Syamsu menambahkan, pada penanganan kerusuhan 1998, tindakan dari Kopassus saat itu sangat berlebihan untuk menculik para aktivis yang dianggap sebagai dalang kerusuhan. Syamsu melihat saat itu aktivis hanya meluapkan tuntutan kebebasan dari pemerintahan Soeharto yang otoriter.
"Aktivis itu kan hanya hore-hore, turun ke jalan menggelorakan reformasi. Harusnya tidak dilakukan penculikan. Itu sangat berlebihan menurut saya," ucap Syamsu.
Pada masa momentum tahun politik ini, Syamsu berharap semua pihak yang terkait dalam penculikan aktivis 98 harus memberikan keterangan sejelas-jelasnya kepada publik. Ia menyebutkan, mulai dari Pangdam, Pangab, Pangkostrad hingga Panglima ABRI juga ikut bertanggung jawab dalam penuntasan siapa otak dalam penculikan dan pelanggaran HAM yang masih ditutup-tutupi hingga saat ini.
"Mau sampai kapan kesalahan itu ditutupi, apa mau dibawa sampai mati? Kita ini calon mati semuanya," kata Syasmu di hadapan keluarga korban pelanggaran HAM.

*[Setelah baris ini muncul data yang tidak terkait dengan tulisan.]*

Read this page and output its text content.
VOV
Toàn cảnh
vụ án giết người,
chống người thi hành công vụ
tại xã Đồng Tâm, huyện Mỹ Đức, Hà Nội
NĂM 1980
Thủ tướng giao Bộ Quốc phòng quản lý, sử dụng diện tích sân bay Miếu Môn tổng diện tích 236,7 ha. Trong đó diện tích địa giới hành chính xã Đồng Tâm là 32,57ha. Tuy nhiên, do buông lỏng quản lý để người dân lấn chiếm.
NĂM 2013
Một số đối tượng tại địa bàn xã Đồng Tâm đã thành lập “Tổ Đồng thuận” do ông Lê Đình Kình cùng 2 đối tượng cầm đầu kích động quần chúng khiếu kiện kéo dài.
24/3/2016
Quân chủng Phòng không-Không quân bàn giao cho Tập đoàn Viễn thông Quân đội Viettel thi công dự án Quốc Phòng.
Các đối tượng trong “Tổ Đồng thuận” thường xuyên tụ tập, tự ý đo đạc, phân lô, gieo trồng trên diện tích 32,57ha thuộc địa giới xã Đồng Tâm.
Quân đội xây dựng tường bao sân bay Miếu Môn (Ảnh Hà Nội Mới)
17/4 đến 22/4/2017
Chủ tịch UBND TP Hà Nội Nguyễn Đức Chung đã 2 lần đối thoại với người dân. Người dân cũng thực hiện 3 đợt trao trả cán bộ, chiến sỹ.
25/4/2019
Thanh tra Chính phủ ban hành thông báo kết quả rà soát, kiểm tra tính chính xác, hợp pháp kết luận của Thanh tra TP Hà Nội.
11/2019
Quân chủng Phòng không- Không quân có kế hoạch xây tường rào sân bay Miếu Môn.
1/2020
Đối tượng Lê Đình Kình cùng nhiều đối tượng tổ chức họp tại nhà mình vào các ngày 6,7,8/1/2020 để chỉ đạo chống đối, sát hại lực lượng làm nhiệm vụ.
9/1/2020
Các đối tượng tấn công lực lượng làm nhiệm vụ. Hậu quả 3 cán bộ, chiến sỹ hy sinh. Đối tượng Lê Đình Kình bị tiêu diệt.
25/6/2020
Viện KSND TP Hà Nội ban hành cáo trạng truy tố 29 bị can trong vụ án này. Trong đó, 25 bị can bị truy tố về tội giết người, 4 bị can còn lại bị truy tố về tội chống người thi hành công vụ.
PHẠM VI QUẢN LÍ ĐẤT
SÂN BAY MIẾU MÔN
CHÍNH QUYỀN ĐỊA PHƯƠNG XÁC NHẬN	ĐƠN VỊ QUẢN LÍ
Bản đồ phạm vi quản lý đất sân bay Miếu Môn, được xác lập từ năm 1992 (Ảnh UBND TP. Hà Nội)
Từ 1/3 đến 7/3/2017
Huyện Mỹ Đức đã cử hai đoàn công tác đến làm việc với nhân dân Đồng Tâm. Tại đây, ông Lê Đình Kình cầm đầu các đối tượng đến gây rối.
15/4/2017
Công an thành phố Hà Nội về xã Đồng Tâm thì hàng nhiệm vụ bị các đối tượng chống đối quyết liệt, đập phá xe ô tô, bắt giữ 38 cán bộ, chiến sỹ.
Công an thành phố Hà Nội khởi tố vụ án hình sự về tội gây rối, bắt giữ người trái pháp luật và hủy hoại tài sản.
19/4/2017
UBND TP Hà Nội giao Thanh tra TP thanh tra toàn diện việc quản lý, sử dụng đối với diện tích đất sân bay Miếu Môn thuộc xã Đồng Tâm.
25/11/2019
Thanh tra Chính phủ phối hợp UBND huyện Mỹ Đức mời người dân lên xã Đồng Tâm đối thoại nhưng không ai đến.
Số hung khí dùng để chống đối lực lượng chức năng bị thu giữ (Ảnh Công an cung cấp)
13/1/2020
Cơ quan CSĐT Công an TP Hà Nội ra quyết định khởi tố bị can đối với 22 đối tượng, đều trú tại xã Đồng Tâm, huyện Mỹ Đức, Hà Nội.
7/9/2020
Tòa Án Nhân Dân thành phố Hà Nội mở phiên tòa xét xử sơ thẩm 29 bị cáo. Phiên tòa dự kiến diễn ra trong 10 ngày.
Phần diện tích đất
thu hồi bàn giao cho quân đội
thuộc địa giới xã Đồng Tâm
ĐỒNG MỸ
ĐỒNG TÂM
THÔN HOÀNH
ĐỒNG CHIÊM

Sebelumnya, Syamsu pernah menyebut bahwa Prabowo seharusnya dibawa ke Mahkamah Militer sebagai aktor intelektualis dari kasus penculikan para aktivis pada 1998. Menurut dia, tidak adil jika hanya para prajurit yang diadili di Mahmil, sementara Prabowo selaku Komandan Jenderal Kopassus ketika itu hanya dibawa ke Dewan Kehormatan Perwira (DKP). (Febrian)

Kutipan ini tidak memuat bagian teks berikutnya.